As I said before, you've been going on about one thing, and I about another. Neither of these belongs in this particular thread. If you want a discussion of whatever it is you've been advocating, then give it a name and start a thread, and we'll all kick it around. Please be sure to make a distinction, in your own mind, if nowhere else, between a parallel execution unit and a sequential one.

I'm not particularly interested in generating a new 805x core, as much as I'm interested in learning to "live with" the existing ones. The only interest I'd have in making my own core is to have it available for integration with custom logic that I can't readily implement in parallel with an existing commercially available MCU. This has, over time, become more attractive because FPGA have become larger at the small end, and, therefore, more costly at the low end, while becoming large enough to incorporate a processor core.
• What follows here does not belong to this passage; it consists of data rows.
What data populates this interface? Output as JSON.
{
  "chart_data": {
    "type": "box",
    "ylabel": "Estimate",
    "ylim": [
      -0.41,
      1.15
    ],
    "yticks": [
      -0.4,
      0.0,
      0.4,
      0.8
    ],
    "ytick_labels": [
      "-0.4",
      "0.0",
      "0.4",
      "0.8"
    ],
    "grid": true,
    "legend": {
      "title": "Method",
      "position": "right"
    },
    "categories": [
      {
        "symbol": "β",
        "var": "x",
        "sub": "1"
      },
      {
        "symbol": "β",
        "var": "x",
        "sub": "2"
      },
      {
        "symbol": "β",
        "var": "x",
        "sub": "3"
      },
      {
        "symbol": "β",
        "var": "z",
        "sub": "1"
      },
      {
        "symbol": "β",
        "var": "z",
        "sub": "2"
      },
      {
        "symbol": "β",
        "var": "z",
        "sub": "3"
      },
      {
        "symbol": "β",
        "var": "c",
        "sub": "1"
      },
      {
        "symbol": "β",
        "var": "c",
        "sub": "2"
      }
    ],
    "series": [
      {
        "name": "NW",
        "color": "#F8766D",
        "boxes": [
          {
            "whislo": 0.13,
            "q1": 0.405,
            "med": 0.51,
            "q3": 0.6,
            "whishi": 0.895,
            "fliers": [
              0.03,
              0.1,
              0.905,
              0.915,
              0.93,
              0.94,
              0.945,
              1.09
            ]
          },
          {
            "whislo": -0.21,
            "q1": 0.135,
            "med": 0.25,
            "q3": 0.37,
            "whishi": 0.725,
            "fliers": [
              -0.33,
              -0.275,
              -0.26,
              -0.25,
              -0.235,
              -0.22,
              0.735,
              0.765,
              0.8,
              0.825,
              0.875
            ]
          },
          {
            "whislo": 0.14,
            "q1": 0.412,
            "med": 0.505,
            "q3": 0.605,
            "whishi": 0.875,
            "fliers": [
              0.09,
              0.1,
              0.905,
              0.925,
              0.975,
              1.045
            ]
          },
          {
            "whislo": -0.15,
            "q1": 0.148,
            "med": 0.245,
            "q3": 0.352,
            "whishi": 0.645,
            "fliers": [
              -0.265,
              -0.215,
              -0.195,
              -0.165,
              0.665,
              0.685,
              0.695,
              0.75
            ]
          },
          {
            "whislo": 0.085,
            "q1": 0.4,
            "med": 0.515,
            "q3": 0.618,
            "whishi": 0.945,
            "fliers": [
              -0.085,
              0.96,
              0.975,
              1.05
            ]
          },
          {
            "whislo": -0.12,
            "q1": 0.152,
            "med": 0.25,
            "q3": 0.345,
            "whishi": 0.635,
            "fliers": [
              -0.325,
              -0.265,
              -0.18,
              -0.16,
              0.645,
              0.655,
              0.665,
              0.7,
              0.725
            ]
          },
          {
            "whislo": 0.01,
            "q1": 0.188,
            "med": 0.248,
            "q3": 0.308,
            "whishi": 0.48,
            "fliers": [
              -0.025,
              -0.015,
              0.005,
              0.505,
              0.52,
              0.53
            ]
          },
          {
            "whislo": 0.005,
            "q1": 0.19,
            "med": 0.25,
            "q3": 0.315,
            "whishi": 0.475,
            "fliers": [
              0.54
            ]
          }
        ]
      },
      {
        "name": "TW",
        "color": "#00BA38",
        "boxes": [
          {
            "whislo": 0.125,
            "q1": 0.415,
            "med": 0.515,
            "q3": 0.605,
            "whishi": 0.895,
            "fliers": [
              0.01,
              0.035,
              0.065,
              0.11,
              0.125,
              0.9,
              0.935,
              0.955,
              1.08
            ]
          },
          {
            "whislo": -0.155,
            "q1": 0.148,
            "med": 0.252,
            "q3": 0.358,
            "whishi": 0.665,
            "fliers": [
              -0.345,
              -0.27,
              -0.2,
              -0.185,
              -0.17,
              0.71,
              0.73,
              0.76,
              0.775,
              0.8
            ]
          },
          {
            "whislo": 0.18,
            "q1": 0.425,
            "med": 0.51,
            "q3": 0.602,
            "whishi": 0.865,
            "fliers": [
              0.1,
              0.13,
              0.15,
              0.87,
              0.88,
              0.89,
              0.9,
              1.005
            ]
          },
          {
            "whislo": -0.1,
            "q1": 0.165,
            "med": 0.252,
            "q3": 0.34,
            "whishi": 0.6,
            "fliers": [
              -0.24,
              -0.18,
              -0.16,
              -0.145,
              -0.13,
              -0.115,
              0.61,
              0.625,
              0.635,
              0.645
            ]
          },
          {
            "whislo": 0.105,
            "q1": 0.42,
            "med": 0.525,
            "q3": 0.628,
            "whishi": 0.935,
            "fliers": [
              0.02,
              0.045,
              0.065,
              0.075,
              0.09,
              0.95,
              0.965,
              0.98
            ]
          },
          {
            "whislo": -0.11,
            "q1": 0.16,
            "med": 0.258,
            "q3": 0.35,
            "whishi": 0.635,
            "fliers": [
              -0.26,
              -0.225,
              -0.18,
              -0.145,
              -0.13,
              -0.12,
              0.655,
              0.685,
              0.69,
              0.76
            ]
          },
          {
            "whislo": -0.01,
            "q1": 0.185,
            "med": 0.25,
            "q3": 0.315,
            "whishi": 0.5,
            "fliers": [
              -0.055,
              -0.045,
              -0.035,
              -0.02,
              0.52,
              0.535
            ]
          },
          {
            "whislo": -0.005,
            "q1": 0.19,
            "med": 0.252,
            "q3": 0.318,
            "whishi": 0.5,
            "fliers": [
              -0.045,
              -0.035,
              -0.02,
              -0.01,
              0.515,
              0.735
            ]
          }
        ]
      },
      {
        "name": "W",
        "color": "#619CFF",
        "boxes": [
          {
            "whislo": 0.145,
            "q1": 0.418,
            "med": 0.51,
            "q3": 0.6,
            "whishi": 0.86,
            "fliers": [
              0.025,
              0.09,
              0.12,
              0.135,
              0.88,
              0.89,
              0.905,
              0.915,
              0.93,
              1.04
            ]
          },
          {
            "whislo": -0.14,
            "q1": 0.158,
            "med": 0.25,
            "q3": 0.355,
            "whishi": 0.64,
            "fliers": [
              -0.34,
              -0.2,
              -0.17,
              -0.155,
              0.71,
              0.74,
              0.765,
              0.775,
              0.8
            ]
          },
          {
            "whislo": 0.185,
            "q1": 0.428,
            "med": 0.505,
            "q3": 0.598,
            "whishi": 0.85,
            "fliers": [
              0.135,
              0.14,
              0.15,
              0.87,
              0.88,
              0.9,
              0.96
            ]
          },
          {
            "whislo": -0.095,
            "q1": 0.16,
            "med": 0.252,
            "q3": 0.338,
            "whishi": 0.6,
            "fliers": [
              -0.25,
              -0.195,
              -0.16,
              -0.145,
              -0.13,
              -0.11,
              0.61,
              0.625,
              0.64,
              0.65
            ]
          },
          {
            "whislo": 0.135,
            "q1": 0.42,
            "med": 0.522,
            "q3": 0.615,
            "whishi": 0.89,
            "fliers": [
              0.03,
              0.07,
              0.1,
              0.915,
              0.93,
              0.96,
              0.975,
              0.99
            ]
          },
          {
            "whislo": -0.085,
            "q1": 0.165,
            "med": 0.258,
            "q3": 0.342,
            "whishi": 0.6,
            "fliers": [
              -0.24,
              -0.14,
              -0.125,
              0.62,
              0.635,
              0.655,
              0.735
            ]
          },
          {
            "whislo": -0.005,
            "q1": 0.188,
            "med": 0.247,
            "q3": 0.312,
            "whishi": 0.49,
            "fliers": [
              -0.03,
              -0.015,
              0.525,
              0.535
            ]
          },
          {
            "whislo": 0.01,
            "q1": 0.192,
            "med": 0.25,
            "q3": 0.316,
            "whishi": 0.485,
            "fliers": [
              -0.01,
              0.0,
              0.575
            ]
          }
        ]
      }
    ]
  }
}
It has come to the point at which using FPGA in combination with an MCU is sufficiently costly that one has to trade off incorporating a soft-core into the FPGA against using an external one. If I were to develop a soft-core, it would certainly have a different USART, and a different set of counter/timers. It also wouldn't have a RESET referenced to Vcc. If you want to invent a new core, well, you're welcome to do that. I'd recommend adding a few BYTE operations to the big, wide-word core you're likely to produce.

I, on the other hand, will probably stick with the 8-bitters.

RE